Yeah, the routine thing. That’s just it: I feel so good about myself when things are going smoothly: i.e, I remember to return library books, I don’t forget my kids events, I pay the bills on time, and I remember to take out the trash. But when all my little routines–notes, lists, checking calendars, etc. start to fade away, and the chaos comes back, I fall into MAJOR funks. Actually, to call it a “funk” is putting it mildly. I really hate this roller-coaster. I just want to be normal! Or– I don’t want my self-esteem dependent on whether or not I’ve fallen off the organizational wagon.
That’s just it: are these mood swings I experience just a symptom of a poorly functioning self-esteem? Do I just feel good about myself when I’m on track, but come crashing down when I’m not? Because, if so–that is TORTURE. That’s basing my worth on something external, and I am routinely setting myself up for failure. However, I’m still not sure if that’s all there is to it.

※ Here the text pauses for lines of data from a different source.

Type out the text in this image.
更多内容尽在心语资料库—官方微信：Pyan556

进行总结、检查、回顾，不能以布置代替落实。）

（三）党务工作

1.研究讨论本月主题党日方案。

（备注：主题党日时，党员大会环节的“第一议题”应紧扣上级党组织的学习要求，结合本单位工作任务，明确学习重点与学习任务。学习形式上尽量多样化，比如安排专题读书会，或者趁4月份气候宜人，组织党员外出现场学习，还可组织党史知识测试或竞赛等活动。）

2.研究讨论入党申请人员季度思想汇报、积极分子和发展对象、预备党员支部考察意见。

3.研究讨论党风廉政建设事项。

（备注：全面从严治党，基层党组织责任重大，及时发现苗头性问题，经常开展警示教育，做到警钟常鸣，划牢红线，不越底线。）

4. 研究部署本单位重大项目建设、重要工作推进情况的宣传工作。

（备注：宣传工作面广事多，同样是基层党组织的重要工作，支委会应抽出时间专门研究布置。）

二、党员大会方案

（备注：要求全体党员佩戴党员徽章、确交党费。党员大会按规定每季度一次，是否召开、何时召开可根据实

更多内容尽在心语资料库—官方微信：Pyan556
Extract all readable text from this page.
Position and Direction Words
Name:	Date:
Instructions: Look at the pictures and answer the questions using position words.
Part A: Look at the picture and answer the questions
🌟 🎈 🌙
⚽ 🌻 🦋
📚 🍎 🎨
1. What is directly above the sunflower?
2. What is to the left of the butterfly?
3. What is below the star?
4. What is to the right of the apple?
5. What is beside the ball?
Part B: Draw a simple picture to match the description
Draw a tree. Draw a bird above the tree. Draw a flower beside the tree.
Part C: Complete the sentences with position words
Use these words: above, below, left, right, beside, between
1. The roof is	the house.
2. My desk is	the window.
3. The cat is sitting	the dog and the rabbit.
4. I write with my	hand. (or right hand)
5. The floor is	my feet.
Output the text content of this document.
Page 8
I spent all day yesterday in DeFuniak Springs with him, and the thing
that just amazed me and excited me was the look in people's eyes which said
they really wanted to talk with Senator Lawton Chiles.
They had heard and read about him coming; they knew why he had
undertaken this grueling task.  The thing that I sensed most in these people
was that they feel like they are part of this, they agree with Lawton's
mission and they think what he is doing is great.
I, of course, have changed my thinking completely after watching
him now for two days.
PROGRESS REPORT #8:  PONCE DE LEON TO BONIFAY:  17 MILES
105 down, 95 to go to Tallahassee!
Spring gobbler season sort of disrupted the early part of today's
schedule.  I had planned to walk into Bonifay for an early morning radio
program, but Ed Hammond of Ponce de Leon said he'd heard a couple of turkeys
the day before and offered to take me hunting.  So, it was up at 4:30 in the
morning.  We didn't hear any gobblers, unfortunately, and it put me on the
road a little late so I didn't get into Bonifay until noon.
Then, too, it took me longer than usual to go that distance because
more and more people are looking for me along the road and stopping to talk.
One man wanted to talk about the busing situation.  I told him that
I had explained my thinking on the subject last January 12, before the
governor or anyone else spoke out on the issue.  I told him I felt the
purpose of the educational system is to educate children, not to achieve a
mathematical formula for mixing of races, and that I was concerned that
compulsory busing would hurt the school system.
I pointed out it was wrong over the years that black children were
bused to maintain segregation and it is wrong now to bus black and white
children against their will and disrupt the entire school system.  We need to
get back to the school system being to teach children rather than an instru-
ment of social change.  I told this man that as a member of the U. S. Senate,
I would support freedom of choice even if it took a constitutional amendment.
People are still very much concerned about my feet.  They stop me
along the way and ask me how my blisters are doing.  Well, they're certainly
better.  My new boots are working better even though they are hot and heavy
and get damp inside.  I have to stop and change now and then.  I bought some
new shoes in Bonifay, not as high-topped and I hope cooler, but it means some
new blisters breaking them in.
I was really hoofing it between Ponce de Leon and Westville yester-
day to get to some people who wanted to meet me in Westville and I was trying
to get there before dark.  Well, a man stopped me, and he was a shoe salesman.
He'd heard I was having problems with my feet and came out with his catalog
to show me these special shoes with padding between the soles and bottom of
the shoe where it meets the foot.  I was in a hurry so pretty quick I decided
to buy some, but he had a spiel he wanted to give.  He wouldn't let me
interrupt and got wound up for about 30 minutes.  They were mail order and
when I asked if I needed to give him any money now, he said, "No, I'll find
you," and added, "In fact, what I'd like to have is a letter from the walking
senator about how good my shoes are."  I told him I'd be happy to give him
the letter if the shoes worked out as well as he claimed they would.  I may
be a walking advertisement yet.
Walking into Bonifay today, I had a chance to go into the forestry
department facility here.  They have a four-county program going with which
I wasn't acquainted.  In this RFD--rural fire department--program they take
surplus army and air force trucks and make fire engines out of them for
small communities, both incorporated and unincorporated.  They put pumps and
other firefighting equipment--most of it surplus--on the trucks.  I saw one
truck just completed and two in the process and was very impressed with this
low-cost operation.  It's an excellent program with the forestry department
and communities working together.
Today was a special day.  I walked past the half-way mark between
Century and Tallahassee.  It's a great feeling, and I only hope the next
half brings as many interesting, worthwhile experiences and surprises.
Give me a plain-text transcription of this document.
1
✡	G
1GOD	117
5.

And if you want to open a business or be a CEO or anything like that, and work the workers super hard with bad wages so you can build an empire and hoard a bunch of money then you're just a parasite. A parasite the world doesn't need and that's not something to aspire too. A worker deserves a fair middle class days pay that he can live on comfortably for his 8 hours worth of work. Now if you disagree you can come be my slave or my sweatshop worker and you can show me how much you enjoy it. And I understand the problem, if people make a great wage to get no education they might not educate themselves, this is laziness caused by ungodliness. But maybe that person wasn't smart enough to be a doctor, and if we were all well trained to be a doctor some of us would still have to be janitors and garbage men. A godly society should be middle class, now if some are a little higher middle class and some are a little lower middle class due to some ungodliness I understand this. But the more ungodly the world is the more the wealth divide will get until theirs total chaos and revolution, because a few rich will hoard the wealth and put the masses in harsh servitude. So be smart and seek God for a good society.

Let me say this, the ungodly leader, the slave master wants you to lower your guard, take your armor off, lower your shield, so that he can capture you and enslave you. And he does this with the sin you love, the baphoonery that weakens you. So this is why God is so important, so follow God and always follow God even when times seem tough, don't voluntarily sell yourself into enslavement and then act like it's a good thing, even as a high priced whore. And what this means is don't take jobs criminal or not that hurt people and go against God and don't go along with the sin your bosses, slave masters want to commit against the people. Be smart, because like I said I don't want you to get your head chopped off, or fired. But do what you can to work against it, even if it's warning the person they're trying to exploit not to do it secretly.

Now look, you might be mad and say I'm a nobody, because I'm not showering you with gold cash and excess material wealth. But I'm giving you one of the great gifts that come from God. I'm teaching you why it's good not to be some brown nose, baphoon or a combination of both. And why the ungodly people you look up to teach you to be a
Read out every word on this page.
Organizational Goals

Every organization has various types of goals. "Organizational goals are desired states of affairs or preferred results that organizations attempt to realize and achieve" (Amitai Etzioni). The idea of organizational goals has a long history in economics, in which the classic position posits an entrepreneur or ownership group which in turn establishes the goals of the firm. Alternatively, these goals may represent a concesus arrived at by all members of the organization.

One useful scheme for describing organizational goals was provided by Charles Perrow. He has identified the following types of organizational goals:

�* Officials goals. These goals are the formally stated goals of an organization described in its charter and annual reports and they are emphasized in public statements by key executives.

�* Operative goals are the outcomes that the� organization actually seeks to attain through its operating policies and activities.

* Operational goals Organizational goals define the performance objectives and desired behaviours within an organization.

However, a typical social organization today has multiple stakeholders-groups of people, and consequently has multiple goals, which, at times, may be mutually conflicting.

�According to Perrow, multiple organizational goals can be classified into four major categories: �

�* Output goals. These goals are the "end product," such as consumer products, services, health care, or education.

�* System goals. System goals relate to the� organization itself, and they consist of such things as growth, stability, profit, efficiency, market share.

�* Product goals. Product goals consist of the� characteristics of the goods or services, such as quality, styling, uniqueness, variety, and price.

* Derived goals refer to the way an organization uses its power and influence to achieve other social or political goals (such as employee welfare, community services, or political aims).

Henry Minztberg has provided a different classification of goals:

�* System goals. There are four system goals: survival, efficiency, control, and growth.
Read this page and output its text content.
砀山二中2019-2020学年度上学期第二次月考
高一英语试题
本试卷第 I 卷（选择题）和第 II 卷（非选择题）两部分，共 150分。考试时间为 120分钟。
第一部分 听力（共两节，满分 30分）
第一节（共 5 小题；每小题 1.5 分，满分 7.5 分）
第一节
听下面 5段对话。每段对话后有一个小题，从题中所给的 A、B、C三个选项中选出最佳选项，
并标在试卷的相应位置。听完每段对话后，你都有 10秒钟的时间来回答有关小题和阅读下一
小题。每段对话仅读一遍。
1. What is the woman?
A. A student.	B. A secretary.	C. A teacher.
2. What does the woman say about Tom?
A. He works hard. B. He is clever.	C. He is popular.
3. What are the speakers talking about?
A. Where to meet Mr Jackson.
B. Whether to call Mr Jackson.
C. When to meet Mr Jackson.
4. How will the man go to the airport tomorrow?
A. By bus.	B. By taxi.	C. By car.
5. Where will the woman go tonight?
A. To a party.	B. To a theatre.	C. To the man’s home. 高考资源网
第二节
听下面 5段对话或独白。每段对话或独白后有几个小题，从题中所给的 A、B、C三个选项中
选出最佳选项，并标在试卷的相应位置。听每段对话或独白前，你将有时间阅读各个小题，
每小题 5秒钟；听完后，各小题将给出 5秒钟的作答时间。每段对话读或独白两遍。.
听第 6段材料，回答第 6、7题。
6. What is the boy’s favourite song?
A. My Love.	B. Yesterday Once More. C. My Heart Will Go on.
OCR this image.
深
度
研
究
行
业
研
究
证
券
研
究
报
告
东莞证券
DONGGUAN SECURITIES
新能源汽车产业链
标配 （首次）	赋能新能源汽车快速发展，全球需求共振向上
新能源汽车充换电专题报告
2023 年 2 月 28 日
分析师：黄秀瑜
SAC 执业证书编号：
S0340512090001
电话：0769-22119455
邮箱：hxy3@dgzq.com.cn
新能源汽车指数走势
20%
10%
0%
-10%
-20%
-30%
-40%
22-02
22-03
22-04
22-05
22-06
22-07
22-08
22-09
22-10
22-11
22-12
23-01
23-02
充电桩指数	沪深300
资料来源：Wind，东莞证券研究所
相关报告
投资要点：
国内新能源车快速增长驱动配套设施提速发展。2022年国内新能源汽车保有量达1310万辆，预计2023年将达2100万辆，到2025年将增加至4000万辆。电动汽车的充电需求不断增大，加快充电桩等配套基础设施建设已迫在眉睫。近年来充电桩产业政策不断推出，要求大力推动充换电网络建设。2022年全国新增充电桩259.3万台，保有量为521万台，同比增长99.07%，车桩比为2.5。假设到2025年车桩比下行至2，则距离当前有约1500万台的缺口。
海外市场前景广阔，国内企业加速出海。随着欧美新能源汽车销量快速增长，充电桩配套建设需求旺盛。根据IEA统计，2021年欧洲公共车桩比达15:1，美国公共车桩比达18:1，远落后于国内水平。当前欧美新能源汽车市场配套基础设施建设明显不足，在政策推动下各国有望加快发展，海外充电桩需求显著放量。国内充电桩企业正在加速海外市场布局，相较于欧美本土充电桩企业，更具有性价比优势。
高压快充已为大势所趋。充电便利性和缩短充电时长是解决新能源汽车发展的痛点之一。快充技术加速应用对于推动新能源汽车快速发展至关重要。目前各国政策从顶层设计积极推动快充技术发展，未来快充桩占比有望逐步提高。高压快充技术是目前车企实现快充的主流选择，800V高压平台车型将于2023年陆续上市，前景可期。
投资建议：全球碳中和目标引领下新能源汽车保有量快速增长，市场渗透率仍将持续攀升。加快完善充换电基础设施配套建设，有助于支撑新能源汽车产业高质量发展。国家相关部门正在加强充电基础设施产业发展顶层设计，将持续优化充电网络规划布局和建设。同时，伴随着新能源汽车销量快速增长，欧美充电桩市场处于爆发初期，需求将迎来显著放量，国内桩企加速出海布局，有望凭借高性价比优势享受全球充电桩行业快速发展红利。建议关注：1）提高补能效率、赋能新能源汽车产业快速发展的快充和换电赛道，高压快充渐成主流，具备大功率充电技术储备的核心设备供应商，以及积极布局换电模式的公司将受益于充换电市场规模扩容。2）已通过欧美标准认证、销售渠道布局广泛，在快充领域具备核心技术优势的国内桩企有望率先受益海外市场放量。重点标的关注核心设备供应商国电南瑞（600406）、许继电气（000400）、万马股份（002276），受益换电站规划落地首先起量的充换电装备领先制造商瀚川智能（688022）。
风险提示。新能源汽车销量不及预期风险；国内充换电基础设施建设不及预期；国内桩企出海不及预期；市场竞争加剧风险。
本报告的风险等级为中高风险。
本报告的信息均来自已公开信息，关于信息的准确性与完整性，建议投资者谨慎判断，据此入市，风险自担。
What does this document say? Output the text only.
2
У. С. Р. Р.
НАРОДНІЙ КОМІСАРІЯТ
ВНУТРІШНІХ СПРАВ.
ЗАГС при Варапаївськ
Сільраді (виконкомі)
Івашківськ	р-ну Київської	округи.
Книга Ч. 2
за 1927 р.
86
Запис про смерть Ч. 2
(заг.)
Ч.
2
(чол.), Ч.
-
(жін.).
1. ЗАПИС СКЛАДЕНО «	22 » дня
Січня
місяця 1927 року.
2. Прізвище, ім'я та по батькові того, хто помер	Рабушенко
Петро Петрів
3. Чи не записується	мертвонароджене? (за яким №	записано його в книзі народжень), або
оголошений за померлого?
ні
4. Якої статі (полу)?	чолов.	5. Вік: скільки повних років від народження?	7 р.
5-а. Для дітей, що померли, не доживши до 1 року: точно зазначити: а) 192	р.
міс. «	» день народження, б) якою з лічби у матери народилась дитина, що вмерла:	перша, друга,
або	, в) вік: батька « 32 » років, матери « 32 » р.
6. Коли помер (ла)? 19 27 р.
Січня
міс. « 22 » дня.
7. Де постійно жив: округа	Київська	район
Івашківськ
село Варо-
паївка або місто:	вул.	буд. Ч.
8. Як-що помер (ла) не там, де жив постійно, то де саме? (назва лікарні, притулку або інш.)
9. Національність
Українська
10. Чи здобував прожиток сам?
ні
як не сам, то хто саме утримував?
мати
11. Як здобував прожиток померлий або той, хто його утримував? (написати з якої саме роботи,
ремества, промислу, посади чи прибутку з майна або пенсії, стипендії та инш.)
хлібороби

I don’t know if that is it, or if there is something else going on–maybe hormonal? My reactions to perceived hurts, slights, rejections, failures and even criticisms can really be so out of proportion to reality, that I have to wonder what the hell is wrong with me at times. It causes a lot of problems in my marriage–probably MORE than the A.D.H.D symptoms.
For some reason, when it comes to my son, I feel really, really wretched when I realize I’ve forgotten to take him to a friend’s birthday, or an event, or that I am always forgetting it’s pajama day, or finding wrinkled up forms at the bottom of my purse that needed to be signed weeks ago…racking up $175 dollars in fines on HIS library card from losing books. (in my defense, we moved twice in 4 months) Today, I FINALLY remembered to turn in a Hot Lunch form so that he can get hot school lunches twice a week. I found the form at the bottom of my backpack, a week and a half after my son brought it home, wrinkled, creased, dirty, with bits of food stuck to it here and there. I turned it in at the school with my check and placed it on top of a whole pile of perfectly clean, white, tidy, neatly written out forms, and it just felt like a referendum on my worth as a mother. I know, silly. Really silly. However, if I get a few things happening like this over a course of a few days…down I go and it all starts to snowball.
Who cares about tidy white forms anyway? Why do I CARE?